Patrik le resumió su visita al hospital.

– Pero ¿tú te explicas cómo es posible que los análisis no hayan dado ningún resultado positivo? Sabemos que la persona a la que buscamos es pariente de Johannes, pero no es ni Jacob, ni Gabriel, ni Johan ni Robert, y teniendo en cuenta el tipo de prueba, podemos excluir de antemano a las mujeres. ¿Alguna idea?

– Bueno, le he pedido a Annika que intente averiguar si Johannes tuvo algún hijo más en el pueblo.

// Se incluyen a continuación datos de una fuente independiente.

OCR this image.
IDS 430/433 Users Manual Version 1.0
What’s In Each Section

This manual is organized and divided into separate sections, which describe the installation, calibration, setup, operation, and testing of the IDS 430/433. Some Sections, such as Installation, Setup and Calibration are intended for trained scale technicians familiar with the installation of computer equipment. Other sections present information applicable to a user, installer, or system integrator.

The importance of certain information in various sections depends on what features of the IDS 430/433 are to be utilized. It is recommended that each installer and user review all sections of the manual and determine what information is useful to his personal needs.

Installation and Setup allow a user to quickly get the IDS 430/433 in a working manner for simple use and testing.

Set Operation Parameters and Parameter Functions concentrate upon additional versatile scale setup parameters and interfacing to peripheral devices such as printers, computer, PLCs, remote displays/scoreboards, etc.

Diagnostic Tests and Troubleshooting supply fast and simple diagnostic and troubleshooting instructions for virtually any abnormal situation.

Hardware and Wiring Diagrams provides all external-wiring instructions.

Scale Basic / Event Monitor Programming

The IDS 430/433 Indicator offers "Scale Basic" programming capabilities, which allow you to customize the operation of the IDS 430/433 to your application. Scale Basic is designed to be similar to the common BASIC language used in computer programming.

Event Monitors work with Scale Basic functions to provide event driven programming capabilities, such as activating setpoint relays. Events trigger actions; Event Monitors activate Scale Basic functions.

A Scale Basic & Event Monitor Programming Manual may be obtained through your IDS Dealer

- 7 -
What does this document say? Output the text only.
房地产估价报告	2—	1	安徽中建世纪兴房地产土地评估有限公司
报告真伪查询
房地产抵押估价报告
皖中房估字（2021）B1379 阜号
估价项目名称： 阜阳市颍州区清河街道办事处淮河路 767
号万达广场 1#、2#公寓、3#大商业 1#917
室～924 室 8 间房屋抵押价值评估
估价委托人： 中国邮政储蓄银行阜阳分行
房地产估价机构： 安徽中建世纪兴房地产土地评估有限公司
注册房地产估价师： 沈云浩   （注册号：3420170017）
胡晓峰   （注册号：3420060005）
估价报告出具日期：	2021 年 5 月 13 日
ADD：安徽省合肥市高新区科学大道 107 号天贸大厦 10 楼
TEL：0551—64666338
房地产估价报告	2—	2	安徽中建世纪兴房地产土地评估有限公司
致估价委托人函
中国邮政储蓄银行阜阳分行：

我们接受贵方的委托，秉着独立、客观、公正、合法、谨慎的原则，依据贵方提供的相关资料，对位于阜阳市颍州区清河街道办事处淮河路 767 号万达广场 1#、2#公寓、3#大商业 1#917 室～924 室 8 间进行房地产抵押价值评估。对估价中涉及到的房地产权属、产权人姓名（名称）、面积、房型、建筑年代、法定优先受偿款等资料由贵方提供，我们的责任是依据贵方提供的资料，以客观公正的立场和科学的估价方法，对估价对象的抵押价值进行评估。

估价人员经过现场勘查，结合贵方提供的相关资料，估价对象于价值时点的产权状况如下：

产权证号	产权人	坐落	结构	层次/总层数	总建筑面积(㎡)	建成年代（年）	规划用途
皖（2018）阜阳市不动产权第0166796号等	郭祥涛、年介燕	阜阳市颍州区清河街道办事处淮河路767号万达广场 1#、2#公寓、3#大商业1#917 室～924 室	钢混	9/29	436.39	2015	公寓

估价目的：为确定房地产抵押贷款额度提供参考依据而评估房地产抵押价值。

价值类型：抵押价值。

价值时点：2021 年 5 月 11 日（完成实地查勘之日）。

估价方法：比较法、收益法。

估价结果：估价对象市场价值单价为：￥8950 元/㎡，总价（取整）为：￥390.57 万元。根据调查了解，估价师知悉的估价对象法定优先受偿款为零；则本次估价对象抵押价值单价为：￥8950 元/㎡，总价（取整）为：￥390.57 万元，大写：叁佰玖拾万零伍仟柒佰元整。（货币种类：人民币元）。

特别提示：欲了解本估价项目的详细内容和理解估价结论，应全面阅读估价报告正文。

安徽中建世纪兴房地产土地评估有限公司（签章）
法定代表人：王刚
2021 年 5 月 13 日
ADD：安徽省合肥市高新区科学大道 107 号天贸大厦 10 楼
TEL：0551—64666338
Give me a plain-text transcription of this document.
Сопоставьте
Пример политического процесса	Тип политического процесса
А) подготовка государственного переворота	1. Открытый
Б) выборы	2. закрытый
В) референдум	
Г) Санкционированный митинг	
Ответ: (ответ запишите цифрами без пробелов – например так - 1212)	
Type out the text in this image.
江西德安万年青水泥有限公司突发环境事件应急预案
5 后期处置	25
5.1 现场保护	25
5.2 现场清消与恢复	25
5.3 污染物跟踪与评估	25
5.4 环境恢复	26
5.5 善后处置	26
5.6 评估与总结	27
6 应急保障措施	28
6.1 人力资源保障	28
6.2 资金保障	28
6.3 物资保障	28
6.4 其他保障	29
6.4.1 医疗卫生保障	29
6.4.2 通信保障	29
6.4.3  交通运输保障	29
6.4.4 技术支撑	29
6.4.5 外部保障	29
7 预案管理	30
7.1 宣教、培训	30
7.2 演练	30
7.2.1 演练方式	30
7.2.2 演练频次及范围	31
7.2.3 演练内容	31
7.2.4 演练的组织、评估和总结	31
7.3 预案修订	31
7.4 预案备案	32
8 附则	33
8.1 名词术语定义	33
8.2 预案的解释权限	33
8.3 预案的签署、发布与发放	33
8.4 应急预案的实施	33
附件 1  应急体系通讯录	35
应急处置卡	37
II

– Me parece sensato tal y como se supone que era; lo anormal sería que no tuviera hijos ilegítimos aquí y allá.

– ¿Qué opinión te merece a ti la teoría de que quien atacó a Johan sea la misma persona que ahora tiene a Jacob? -preguntó Patrik antes de sorber muy despacio el café ardiendo.

– Desde luego, es una extraña coincidencia. Y tú, ¿qué piensas?

– Como tú, que sería muy extraño que no se tratase de la misma persona. Se diría que ha desaparecido de la faz de la tierra. Nadie lo ha visto desde ayer por la tarde. Te confieso que estoy muy preocupado.

– Tú tenías la sensación constante de que Jacob ocultaba algo. ¿Será ese el motivo de su desaparición? -inquirió Martin, no demasiado seguro de su hipótesis-. ¿Y si alguien supo que había estado en la comisaría y creyó que había contado algo que, precisamente ese alguien, deseaba mantener en secreto?

– Tal vez -admitió Patrik-. Pero no es ese el problema. En estos momentos, todo es posible y lo único que tenemos son especulaciones. Tenemos a Siv y a Mona -empezó a contar con los dedos-, asesinadas en el 79; a Johannes, asesinado en el 79; a Tanja, asesinada ahora, veinticuatro años después; a Jenny Möller, secuestrada, probablemente mientras hacía autoestop, a Johan, agredido y quizá también asesinado, según sea el desenlace; y a Jacob, desaparecido sin dejar rastro. El denominador común parece ser siempre la familia Hult, aunque tenemos pruebas de que ninguno de ellos es responsable de la muerte de Tanja. Y todo indica que el asesino de Tanja es la misma persona que acabó con la vida de Siv y Mona -bajó los brazos en un gesto de impotencia-. Es un verdadero lío, eso es lo que es. Y nosotros, en medio de todo, sin encontrarnos a nosotros mismos ni con la ayuda de una linterna.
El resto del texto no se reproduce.